Introducing MiMo-V2 Models from Xiaomi
We are excited to announce the addition of three new models from the Xiaomi MiMo-V2 family to ChatBotKit: MiMo-V2-Pro, MiMo-V2-Omni, and MiMo-V2-Flash. Together they cover the full spectrum from flagship agentic reasoning to multimodal perception and high-throughput cost-efficient inference, giving you maximum flexibility when designing conversational AI workflows.
MiMo-V2-Pro
MiMo-V2-Pro is Xiaomi's flagship foundation model featuring over one trillion total parameters and a 1M-token context window, deeply optimized for agentic scenarios. It ranks among the global top tier on standard benchmarks with perceived performance approaching that of Claude Opus 4.6. Designed to serve as the brain of agent systems, MiMo-V2-Pro excels at orchestrating complex workflows, driving production engineering tasks, and delivering results reliably across extended conversations. It is an excellent choice for ChatBotKit Blueprints and Skillsets that demand deep reasoning and long-context awareness.
MiMo-V2-Omni
MiMo-V2-Omni is a frontier omni-modal model that natively processes image, video, and audio inputs within a unified architecture. It combines strong multimodal perception with agentic capability including visual grounding, multi-step planning, tool use, and code execution, all within a 256K context window.
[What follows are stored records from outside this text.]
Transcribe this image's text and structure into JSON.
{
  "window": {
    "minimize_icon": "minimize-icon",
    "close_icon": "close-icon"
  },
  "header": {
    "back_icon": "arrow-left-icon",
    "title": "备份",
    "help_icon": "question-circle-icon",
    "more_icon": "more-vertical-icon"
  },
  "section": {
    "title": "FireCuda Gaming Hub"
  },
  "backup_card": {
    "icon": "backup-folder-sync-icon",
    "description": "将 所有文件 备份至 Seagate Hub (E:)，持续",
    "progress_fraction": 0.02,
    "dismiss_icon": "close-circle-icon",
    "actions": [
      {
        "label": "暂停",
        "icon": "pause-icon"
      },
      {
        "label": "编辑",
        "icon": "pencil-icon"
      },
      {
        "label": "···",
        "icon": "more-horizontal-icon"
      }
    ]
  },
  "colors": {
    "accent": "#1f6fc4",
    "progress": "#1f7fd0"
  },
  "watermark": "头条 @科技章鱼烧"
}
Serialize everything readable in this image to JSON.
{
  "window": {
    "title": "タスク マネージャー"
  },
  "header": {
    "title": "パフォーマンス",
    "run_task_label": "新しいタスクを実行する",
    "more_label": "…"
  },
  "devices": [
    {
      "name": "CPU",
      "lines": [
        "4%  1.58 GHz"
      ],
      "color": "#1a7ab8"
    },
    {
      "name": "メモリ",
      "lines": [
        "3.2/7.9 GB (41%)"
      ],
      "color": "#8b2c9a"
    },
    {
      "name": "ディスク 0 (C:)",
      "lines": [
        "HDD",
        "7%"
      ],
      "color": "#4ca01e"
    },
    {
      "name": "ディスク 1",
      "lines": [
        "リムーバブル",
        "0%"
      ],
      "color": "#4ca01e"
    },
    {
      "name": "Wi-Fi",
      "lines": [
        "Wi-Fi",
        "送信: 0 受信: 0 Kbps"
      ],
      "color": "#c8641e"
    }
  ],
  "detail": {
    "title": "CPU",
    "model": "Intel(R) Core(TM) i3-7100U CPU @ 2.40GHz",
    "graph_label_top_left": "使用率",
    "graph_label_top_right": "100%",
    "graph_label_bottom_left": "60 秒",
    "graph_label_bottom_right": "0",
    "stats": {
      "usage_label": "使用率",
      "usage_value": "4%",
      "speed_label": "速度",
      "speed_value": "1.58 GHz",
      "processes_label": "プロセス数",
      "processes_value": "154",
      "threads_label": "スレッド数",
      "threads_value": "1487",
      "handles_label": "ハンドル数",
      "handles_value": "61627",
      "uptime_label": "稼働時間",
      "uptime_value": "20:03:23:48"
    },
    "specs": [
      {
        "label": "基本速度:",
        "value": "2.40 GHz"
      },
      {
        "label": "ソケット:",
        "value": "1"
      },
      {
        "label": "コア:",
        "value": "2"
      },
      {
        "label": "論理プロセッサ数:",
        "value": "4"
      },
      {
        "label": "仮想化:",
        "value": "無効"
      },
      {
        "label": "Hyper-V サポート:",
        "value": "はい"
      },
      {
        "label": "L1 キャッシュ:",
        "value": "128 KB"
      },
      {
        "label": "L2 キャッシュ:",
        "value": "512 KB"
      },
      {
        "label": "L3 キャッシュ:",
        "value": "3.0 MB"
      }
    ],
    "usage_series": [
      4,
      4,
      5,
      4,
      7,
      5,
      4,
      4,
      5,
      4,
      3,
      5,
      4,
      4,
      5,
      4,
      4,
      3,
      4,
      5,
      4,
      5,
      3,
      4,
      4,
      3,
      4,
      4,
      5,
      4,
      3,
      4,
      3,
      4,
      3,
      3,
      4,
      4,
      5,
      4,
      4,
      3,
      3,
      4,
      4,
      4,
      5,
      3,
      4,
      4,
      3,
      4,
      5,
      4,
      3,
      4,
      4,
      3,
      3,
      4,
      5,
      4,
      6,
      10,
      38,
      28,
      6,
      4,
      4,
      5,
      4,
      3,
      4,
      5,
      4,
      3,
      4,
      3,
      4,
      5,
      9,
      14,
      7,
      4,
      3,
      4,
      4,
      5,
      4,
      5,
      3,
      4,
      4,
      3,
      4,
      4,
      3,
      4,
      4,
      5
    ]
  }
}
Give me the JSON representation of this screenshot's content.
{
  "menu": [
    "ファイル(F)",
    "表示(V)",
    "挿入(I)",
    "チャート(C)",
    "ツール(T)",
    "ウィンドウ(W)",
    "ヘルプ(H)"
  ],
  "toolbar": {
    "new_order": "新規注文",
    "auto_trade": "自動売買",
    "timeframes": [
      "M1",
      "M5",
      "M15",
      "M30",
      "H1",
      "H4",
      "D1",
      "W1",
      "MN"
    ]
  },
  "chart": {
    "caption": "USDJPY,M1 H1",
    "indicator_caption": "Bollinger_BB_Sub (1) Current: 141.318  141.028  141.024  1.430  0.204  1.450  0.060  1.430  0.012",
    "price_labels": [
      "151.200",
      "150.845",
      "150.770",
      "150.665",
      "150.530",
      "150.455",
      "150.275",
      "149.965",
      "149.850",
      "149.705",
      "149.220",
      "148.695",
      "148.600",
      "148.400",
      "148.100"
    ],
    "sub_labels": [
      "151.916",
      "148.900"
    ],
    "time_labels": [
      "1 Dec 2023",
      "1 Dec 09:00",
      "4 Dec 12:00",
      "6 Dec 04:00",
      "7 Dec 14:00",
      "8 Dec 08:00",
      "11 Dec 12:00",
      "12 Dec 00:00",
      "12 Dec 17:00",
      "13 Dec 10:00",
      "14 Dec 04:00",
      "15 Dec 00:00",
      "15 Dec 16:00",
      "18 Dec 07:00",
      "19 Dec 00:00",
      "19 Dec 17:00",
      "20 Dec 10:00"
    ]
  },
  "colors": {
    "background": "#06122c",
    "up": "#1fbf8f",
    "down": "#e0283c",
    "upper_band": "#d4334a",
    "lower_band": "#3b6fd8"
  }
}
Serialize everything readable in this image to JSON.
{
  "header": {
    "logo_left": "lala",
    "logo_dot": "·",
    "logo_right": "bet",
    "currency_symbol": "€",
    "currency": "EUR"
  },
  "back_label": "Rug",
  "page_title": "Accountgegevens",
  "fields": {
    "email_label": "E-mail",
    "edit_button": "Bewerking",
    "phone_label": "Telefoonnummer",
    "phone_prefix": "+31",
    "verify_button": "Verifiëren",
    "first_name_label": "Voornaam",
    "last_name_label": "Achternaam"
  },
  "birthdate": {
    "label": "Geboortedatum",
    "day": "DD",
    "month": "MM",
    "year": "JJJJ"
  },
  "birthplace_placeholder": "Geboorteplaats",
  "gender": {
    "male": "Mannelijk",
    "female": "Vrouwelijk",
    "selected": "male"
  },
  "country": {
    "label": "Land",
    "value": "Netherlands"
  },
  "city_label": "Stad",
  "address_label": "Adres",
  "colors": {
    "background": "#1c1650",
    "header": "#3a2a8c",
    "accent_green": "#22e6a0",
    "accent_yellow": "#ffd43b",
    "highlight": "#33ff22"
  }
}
If your application needs to analyze visual content, process audio, or reason across modalities in a single turn, MiMo-V2-Omni delivers a powerful all-in-one solution.
MiMo-V2-Flash
MiMo-V2-Flash is an open-source Mixture-of-Experts language model with 309 billion total parameters and 15 billion active parameters. It supports a hybrid-thinking toggle and a 256K context window, excelling at reasoning, coding, and agent scenarios. On SWE-bench Verified and SWE-bench Multilingual, MiMo-V2-Flash ranks as the top open-source model globally, delivering performance comparable to Claude Sonnet 4.5 while costing only about 3.5% as much. It is the ideal choice for cost-sensitive deployments that still require strong reasoning and coding ability.
Model Comparison
| Feature | MiMo-V2-Pro | MiMo-V2-Omni | MiMo-V2-Flash |
|---|---|---|---|
| Context | 1M tokens | 256K tokens | 256K tokens |
| Input Price | $1.00/M | $0.40/M | $0.09/M |
| Output Price | $3.00/M | $2.00/M | $0.29/M |
| Strengths | Flagship reasoning, agentic orchestration | Multimodal (image, audio, video) | Cost-efficient reasoning and coding |
All three models are available now in the ChatBotKit model picker. You can select any of them from your dashboard or reference them via the API.